Crancer confirmed to me that she wrote that letter.
Sadly for the Hoffa family, Frank never directly honored her request. When I sat with him, he said that his No. 1 priority was not to go back to "college," meaning prison. He decided that the best way to avoid that possibility, while also revealing his story, was to share his secrets for the book and my reporting.
Frank died on Dec. 14, 2003. He was 83.
While authorities no doubt will continue to respond to more tips, as they should, I believe that we already know what happened to Jimmy Hoffa.
Frank described the most precise and credible scenario yet to be recounted, and the evidence that we found from the floor backs up his confession.
In the more than four decades since, Hoffa's life and legacy as a pivotal part of the American labor movement has been somewhat overshadowed by his disappearance. But it seems clear that organized crime bosses did not want him to resume the mantle of the Teamster's presidency, and went to the ultimate length, through Sheeran, to prevent his return.
Today Hoffa's union, the International Brotherhood of Teamsters, represents 1.4 million workers and continues to be headed by his son. Three years ago a milestone was marked in the attempts to shed any specter of possible organized crime. In 2015, Federal Judge Loretta Preska approved the Department of Justice and union agreement that ended the U.S. government oversight of the Teamsters that had lasted for more than 25 years.
The U.S. Attorney for the Southern District of New York at the time, Preet Bharara, said that the union had made "significant progress" in "ridding...the influence of organized crime and corruption," though he cautioned that "the threat...persists."
Hoffa called it "an historic agreement...our union is committed to the democratic process, and we can proudly declare that corrupt elements have been driven from the Teamsters."
Sadly, it was those corrupt elements that took the life of his father as he tried to take back his union.
"Jimmy Hoffa raised millions of workers and their families out of poverty and into the middle class,” noted the Teamsters Union in a statement to Fox News.
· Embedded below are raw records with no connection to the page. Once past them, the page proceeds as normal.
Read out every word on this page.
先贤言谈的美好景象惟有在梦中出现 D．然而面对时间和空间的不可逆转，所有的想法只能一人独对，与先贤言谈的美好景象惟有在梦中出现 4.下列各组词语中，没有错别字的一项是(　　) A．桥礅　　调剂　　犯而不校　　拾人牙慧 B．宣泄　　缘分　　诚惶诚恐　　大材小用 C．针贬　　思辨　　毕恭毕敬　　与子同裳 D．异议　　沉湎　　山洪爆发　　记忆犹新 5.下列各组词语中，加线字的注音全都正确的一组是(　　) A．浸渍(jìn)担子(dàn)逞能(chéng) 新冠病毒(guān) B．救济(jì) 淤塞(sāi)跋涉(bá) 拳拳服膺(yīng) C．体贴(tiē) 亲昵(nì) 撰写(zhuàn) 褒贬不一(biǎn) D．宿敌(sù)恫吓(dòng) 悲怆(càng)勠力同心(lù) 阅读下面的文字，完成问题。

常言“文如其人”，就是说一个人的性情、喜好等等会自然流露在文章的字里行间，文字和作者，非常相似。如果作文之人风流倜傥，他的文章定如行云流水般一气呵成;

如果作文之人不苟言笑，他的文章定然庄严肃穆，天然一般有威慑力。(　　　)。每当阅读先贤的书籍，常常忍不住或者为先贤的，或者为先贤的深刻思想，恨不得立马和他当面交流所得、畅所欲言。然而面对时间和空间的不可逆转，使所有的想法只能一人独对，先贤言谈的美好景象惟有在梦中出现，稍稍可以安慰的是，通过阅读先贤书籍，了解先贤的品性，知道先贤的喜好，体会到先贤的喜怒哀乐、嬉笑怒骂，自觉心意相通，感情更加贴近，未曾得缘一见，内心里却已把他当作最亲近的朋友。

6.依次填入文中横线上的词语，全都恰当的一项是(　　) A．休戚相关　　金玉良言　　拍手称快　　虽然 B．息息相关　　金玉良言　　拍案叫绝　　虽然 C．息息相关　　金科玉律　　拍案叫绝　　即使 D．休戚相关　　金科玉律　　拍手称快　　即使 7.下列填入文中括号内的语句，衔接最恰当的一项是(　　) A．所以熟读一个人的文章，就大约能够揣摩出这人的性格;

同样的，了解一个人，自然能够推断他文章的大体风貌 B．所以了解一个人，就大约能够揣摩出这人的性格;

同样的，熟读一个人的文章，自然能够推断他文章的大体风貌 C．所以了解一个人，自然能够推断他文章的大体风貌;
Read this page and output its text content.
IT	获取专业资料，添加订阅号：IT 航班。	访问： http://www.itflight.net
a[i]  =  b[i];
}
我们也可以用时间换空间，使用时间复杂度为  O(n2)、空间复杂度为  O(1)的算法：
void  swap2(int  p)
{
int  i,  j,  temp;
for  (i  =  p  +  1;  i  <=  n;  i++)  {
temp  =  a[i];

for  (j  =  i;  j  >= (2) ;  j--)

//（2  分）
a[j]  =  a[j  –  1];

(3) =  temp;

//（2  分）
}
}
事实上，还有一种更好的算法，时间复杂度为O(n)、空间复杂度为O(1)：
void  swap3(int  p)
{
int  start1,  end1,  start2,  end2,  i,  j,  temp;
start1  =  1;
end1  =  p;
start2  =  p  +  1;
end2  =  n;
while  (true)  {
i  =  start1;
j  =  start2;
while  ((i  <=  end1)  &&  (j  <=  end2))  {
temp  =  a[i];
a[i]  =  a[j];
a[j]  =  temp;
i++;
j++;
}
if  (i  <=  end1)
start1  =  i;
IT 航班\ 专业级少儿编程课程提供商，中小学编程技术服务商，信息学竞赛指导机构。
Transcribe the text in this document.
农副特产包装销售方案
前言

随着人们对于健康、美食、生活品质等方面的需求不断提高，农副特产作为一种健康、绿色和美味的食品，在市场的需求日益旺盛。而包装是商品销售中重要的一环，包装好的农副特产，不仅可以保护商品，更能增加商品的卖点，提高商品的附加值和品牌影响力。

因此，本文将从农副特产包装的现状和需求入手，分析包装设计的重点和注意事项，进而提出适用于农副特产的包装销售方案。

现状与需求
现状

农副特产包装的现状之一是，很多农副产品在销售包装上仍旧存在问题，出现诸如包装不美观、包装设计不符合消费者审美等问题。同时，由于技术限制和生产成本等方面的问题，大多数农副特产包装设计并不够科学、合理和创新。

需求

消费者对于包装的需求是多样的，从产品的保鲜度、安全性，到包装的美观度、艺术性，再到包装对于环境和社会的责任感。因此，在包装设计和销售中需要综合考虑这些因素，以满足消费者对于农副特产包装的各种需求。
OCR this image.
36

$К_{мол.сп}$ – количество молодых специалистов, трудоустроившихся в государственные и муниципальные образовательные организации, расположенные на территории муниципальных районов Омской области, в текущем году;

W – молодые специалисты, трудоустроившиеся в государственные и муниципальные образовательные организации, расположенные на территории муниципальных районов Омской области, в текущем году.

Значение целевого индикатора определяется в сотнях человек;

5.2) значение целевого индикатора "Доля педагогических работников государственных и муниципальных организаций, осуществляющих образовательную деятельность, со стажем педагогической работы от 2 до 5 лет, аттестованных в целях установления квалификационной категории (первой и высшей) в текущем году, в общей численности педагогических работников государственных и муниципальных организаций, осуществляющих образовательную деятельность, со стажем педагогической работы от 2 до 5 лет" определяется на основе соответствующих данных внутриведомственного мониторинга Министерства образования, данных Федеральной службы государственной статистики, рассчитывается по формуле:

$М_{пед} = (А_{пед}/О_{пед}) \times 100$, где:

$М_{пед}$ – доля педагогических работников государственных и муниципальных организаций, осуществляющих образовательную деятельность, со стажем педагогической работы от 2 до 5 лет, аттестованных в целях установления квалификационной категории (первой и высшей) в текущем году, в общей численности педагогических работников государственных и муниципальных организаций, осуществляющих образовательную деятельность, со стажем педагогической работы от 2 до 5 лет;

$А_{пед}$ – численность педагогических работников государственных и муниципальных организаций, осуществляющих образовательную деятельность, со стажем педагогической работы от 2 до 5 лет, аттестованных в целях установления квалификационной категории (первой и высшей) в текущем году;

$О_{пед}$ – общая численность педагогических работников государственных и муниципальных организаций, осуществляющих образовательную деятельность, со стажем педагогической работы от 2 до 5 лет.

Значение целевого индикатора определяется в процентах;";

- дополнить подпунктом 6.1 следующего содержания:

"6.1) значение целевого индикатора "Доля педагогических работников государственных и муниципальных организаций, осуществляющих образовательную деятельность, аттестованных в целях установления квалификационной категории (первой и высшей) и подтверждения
“He gave his life while fighting to remove corrupt elements from the union and return power to the members. This tragic anniversary is particularly difficult on his family who lost a father and grandfather much too soon. They want nothing more than to have the closure that they so deserve."
I am now working on a two-hour Fox News special about Jimmy Hoffa and Frank Sheeran, including the claims of others about Hoffa’s fate, as well as reporting on Hoffa’s contributions to the American labor movement and his legacy. Watch for the program, “Riddle: The Search for James R. Hoffa,” later this year. “Riddle” is Hoffa’s middle name.
Frank’s story will be told in a major motion picture, “The Irishman,” starring Robert De Niro as Frank and directed by Martin Scorsese. Tribeca Films and Sikelia Productions, in association with Netflix, will bring this story to the big screen and the streaming service in the fall of 2019. Al Pacino, Joe Pesci and Harvey Keitel are said to also have roles, uniting the legendary actors of the genre in one last mob movie. I am proud of pushing the film idea, which will no doubt become an iconic motion picture.